October 2011
In 2009 the German Federal Court of Justice had asked the Court of Justice of the European Union (CJEU) to decide whether embryonic stem cell research methods were patentable. Earlier this year we reported the Advocate General’s opinion on the referred questions. The CJEU has now issued their decision.
The case concerned a German patent to methods of cultivating human embryonic stem cells. The patent covered neural precursor cells, derived from human embryonic stem cells. Greenpeace had objected that this was an industrial or commercial use of human embryos, which is not allowed under German patent law, which corresponds to European and UK patent law.
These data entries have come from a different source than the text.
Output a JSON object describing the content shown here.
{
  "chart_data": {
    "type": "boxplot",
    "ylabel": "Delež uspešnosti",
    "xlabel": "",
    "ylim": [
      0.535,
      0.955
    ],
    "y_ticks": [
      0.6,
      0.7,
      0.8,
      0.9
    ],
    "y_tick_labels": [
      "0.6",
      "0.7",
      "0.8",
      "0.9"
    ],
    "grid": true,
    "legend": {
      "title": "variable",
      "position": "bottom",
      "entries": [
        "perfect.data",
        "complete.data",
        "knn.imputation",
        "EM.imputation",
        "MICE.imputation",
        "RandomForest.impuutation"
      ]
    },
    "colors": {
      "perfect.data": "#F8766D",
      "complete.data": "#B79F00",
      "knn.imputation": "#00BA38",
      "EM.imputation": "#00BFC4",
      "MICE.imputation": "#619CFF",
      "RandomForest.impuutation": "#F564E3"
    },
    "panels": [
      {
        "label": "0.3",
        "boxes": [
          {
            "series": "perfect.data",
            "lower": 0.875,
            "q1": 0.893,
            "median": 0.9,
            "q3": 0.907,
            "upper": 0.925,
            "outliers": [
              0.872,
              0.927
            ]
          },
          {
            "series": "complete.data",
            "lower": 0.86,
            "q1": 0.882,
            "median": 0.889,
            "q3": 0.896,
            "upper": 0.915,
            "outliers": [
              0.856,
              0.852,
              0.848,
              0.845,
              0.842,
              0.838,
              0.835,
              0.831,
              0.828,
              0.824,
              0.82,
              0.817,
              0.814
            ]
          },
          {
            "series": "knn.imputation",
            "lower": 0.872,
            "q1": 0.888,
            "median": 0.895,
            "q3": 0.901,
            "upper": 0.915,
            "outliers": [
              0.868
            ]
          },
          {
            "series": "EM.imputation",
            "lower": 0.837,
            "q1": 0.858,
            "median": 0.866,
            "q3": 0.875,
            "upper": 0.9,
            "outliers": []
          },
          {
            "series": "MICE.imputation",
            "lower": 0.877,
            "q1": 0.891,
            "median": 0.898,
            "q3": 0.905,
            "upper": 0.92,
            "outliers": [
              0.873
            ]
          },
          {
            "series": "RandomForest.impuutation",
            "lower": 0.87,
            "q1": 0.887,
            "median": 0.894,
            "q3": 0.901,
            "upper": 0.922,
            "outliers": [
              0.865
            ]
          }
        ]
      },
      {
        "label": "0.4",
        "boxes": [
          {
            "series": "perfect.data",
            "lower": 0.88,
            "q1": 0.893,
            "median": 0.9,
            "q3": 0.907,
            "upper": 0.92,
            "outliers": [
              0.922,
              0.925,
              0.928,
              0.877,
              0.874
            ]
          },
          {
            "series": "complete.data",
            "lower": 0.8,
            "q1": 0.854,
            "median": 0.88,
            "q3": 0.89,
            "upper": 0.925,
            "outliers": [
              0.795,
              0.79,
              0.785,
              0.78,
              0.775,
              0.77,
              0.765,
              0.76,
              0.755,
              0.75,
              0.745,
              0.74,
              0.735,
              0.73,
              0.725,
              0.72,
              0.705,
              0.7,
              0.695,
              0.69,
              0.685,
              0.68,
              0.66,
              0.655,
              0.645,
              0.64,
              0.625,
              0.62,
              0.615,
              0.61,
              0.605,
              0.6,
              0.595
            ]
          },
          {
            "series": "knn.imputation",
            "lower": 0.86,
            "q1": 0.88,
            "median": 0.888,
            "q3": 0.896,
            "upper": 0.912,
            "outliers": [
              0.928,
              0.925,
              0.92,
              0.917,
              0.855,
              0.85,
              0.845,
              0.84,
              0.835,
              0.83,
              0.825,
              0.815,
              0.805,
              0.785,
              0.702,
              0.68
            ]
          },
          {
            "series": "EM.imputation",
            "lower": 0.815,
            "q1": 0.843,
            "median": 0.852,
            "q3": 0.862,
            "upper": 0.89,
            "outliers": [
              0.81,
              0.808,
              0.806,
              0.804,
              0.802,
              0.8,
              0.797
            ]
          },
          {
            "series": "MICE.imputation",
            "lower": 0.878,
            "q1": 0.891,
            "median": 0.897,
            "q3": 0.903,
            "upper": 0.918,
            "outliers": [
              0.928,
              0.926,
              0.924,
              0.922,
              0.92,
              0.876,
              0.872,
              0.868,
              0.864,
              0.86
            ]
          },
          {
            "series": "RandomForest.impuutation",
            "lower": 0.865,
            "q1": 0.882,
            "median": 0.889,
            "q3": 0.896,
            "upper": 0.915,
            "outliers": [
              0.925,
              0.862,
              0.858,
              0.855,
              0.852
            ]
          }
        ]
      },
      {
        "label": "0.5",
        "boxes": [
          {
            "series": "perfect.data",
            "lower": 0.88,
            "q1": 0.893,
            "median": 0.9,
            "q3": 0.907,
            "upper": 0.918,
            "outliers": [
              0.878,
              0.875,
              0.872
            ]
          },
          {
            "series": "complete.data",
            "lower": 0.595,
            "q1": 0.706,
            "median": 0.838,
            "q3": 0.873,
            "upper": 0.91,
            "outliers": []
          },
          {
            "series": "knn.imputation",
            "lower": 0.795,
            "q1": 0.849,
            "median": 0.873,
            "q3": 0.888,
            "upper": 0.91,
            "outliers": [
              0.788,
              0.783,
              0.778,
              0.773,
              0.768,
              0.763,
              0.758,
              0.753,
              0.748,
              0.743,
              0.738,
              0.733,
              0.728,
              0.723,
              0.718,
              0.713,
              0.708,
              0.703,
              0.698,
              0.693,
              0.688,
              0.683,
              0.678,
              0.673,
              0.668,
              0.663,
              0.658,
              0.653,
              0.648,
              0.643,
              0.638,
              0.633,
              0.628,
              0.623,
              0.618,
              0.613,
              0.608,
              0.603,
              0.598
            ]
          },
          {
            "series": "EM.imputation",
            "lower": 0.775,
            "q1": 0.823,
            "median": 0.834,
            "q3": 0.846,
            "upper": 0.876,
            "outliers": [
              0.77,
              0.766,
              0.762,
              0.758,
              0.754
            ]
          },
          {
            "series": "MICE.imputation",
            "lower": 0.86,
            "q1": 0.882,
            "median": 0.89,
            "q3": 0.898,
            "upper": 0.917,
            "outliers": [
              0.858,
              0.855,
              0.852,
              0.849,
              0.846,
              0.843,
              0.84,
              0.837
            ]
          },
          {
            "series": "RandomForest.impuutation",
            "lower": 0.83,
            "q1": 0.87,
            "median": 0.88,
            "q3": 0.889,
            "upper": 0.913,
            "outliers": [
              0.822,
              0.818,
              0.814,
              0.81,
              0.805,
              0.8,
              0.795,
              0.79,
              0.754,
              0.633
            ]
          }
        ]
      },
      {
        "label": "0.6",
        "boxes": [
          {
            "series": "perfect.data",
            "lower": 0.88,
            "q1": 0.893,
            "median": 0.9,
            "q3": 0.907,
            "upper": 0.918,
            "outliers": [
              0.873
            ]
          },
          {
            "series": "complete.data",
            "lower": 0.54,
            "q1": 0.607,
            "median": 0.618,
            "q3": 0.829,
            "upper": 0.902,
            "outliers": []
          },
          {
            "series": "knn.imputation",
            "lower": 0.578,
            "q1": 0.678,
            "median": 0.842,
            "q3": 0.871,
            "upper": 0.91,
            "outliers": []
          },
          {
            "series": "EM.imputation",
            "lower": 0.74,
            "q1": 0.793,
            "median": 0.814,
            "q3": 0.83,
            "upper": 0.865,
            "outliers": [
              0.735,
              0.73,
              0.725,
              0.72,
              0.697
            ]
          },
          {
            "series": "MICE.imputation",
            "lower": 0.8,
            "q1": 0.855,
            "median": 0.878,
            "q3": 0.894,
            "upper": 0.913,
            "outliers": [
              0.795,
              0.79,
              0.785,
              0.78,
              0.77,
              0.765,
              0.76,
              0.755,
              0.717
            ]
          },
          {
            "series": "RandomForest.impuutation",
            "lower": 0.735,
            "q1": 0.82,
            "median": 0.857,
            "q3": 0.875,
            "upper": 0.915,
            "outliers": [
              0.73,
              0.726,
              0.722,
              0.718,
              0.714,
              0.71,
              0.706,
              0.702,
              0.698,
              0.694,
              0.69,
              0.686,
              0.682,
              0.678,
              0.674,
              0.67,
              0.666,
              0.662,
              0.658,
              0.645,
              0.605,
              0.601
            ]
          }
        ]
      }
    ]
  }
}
The first issue addressed is what the term “human embryo” means. The CJEU decided it should restrict itself to the legal interpretation of the relevant provisions, rather than address the questions from a medical or ethical perspective.
It concluded that the term “human embryo” covers any human ovum after fertilisation, any non-fertilised human ovum into which the cell nucleus from a mature human cell has been transplanted, and any non-fertilised human ovum whose division and further development have been stimulated by parthenogenesis. Accordingly, the term has a wide interpretation to cover any cell, including those artificially stimulated or manipulated, that is capable of developing into a human being.
The decision clarifies that “the use of human embryos for industrial or commercial purposes” covers the use of human embryos for purposes of scientific research; the only patentable uses are those for therapeutic or diagnostic purposes, applied to the human embryo, which benefit it. This importantly clarifies that use of a human embryo is patentable if there is a benefit to the embryo itself.
The decision also confirms that an invention is not patentable if, at some stage, it is necessary to destroy a human embryo in order to arrive at the invention. The decision specifically indicates that the destruction can occur at a stage long before the implementation of the invention – for example, it is now irrelevant that stem cells used in an invention could be derived from a lineage of stem cells, because at some point a human embryo was destroyed to establish the cell line. It is also irrelevant if the patent claims and/or the description do not refer to the destruction of the human embryo. Significantly, all current embryonic stem cell lines, and inventions developed from them, are unpatentable.
This decision is not in line with the current practice of the European Patent Office (EPO). The CJEU decision is binding on all European states and, although not binding on the EPO, it seems certain that the EPO will follow it.
The UK, the CJEU and the EPO are consistent that human totipotent cells are unpatentable. Until now the UK and EPO have taken different approaches to patentability of pluripotent cells. In light of this CJEU decision, the EPO and national patent offices of Europe will have to harden their stance on patenting pluripotent embryonic stem cells.
The CJEU passed the specific question, of the patentability of the neural precursor cells, back to the German Federal Court of Justice. It appears that the only possible decision will be that the neural precursor cells are not patentable, because, at some point, their preparation required the destruction of a human embryo.